Effects of SGLT2i on renal function in patients hospitalized for acute HF
Renal effects of empagliflozin in patients hospitalized for acute heart failure: from the EMPULSE trial
Introduction and methods
The EMPULSE trial showed that treatment with the SGLT2i empagliflozin for 90 days results in a statistically significant clinical benefit in patients hospitalized for acute HF, compared with placebo . In patients with chronic HF, SGLT2i cause a decrease in eGFR of 2-4 ml/min per 1.73 m2 in the first weeks of treatment, followed by a slower decline in eGFR over time, compared with placebo [2-7]. However, the effect of SGLT2i on renal function is largely unknown in patients hospitalized for acute HF.
Aim of the study
The aim of this post hoc analysis of data from the EMPULSE trial of patients hospitalized for acute HF was twofold. First, the study examined the effect of empagliflozin on renal function, sodium and potassium levels and the occurrence of renal and urinary adverse events. Second, the study examined whether renal function at baseline affected the clinical benefit of empagliflozin.
The researchers conducted a post hoc analysis of data from the EMPULSE trial. This multicenter, double-blind, placebo-controlled phase 3 trial included 530 adults hospitalized for acute HF (de novo or decompensated chronic HF), with or without DM2 and regardless of ejection fraction. Participants were randomized (1:1) between once daily empagliflozin 10 mg (n=265) or placebo (n=265) for 90 days as early as possible after clinical stabilization, but no earlier than 24 hours and no later than 5 days after admission. Inclusion criteria were dyspnea on exertion or at rest and at least 2 of the following findings: congestion on chest radiograph, rales on auscultation of the lungs, clinically relevant edema or increased jugular venous pressure. Patients with an eGFR <20 ml/min per 1.73 m2 were excluded from participation. Renal function (eGFR) and sodium and potassium levels were measured at baseline and on days 15, 30 and 90 of treatment. Patients were divided into the following 3 subgroups based on eGFR at baseline: <45, ≥45 and <60, and >60 ml/min per 1.73 m2.
The researchers evaluated the effect of empagliflozin on eGFR and sodium and potassium levels over time and the influence of eGFR at baseline on the primary outcome. The primary outcome was clinical benefit, defined as a hierarchical composite of (i) time death from any cause, (ii) number of HF events, (iii) time to first HF event or (iv) a difference in KCCQ-TSS of 5 or more points from baseline to day 90 of treatment. Clinical benefit was assessed using a win ratio. Renal and urinary adverse events were also assessed.

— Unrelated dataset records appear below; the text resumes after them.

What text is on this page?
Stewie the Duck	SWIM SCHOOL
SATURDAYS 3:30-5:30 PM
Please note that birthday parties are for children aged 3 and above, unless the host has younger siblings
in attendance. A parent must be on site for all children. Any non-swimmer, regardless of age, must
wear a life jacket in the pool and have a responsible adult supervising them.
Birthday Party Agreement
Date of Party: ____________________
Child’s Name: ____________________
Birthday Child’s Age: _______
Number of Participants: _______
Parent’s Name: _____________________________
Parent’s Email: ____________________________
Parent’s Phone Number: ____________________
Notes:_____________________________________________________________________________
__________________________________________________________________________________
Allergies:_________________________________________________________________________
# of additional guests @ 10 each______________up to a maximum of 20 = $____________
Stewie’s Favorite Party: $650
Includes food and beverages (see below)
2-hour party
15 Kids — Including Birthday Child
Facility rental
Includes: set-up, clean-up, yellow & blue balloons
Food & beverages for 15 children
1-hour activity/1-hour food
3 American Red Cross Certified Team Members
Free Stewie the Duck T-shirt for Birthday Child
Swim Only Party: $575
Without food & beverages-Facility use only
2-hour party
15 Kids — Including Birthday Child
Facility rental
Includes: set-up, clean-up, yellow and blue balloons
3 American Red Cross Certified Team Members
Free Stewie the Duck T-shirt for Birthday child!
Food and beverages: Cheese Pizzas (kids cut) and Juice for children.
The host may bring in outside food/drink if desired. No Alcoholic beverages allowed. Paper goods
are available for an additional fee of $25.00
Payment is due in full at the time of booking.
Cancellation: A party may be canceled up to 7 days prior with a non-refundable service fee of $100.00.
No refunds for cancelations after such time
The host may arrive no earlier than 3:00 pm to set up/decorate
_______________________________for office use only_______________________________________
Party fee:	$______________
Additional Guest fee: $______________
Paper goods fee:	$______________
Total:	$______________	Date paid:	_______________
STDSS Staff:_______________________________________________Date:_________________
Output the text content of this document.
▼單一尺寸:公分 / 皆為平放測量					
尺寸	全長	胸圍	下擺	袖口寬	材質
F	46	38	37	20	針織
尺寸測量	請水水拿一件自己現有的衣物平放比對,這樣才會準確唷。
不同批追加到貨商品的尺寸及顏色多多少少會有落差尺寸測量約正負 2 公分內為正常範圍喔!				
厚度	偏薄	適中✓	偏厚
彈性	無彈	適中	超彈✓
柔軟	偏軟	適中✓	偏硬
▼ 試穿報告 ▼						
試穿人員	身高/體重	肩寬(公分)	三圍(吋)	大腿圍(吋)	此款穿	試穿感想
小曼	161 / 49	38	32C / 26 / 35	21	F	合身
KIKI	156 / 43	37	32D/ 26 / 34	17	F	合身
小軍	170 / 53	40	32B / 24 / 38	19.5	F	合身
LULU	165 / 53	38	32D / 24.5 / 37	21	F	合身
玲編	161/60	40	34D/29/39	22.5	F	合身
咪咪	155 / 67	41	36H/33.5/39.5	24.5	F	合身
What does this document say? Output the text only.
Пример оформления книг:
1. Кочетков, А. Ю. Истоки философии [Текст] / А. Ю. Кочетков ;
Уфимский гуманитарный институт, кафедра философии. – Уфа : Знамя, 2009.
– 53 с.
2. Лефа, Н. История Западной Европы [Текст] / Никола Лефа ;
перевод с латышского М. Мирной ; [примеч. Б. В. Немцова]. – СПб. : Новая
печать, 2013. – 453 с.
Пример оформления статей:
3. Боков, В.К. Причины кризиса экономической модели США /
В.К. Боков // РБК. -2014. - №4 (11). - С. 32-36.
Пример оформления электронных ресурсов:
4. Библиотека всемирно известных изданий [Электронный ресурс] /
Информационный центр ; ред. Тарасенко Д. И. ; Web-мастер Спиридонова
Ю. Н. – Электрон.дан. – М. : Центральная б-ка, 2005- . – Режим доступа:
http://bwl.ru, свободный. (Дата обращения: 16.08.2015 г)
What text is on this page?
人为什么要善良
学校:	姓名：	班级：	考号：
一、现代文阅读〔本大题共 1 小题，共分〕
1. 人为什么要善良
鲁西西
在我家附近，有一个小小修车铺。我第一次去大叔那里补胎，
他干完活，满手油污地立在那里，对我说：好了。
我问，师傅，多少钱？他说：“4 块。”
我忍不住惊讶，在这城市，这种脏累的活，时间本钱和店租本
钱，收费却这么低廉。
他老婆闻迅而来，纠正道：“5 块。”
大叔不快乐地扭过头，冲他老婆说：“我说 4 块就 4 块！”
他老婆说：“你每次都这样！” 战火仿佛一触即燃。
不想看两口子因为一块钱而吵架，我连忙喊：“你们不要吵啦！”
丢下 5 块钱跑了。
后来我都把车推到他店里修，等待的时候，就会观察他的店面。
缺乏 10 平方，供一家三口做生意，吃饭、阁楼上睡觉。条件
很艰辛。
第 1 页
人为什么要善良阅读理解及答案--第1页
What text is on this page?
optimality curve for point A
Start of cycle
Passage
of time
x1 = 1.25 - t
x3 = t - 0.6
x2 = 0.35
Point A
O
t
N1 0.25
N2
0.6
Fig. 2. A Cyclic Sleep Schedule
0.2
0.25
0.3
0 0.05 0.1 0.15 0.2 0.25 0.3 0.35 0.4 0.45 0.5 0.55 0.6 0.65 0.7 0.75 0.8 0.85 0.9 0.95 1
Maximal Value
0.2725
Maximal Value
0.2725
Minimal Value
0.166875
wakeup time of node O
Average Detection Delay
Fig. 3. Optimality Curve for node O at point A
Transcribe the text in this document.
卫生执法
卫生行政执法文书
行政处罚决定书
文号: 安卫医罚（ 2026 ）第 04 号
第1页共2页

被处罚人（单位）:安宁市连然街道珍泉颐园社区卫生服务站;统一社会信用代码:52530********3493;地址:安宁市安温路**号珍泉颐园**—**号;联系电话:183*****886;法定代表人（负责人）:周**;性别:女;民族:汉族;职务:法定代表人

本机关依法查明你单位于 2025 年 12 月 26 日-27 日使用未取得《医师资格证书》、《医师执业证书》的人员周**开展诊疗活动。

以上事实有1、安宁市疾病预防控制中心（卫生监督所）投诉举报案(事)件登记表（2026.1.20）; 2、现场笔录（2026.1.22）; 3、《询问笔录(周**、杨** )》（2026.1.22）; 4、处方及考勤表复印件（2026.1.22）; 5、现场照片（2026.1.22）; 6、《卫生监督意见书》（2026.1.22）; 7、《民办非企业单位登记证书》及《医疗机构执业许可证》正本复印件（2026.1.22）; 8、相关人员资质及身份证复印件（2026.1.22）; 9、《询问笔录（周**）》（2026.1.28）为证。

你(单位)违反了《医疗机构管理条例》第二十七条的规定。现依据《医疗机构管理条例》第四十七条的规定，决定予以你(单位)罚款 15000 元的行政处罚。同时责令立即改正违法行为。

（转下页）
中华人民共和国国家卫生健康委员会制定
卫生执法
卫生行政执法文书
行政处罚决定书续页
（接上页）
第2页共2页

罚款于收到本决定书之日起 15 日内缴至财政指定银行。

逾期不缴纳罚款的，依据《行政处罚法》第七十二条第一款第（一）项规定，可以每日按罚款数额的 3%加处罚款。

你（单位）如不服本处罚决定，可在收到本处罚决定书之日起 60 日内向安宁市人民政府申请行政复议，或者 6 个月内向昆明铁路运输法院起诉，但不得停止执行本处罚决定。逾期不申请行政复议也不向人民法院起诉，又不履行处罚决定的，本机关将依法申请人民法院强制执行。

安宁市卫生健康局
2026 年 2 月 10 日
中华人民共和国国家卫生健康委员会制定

- On day 15 of treatment, eGFR in the empagliflozin group was on average 2 ml/min per 1.73 m2 lower than in the placebo group (P=0.0822).
- On day 90 of treatment, the eGFR was similar between the empagliflozin and placebo groups, with a mean difference of 0.9 ml/min per 1.73 m2 (P=0.5714).
- The clinical benefit of empagliflozin was not affected by eGFR at baseline; the win ratio for patients with an eGFR <45, ≥45 and <60, and >60 ml/min per 1.73 m2 was 1.56 (95%CI: 1.08-2.25), 1.14 (95%CI: 0.73-1.78) and 1.48 (95%CI: 1.04-2.13), respectively (P-interaction=0.5400).
Sodium and potassium levels
- The differences in sodium levels between the empagliflozin and placebo groups at baseline and on day 15 (P=0.0503), day 30 (P=0.1534) and day 90 (P=0.1314) of treatment were small and not statistically significant.
- The differences in potassium levels between the empagliflozin and placebo groups at baseline and on day 15 (P=0.0723), day 30 (P=0.7347) and day 90 (P=0.9618) of treatment were also small and not statistically significant.
Renal and urinary adverse events
- Renal and urinary adverse events occurred in 11.2% of patients in the empagliflozin group and in 17.0% of patients in the placebo group (P=0.0528).
- Renal and urinary adverse events occurred more frequently in patients with an eGFR <45 ml/min per 1.73 m2 at baseline, compared with patients with an eGFR ≥45 and <60 or an eGFR >60 ml/min per 1.73 m2, but this difference was not statistically significant (P-trend=0.6620).
- During the 90-day treatment period, investigator-reported acute kidney injury occurred in 3.8% of patients in the empagliflozin group and in 7.2% of patients in the placebo group (P=0.0935).
This post hoc analysis of data from the EMPULSE trial showed that in patients hospitalized for acute HF, treatment with empagliflozin resulted in a modest, not statistically significant decline in renal function after 15 days, compared with placebo. After 90 days, this difference had virtually disappeared. The clinical benefit of empagliflozin was independent of renal function at baseline and the frequency of renal and urinary adverse events was similar in both groups.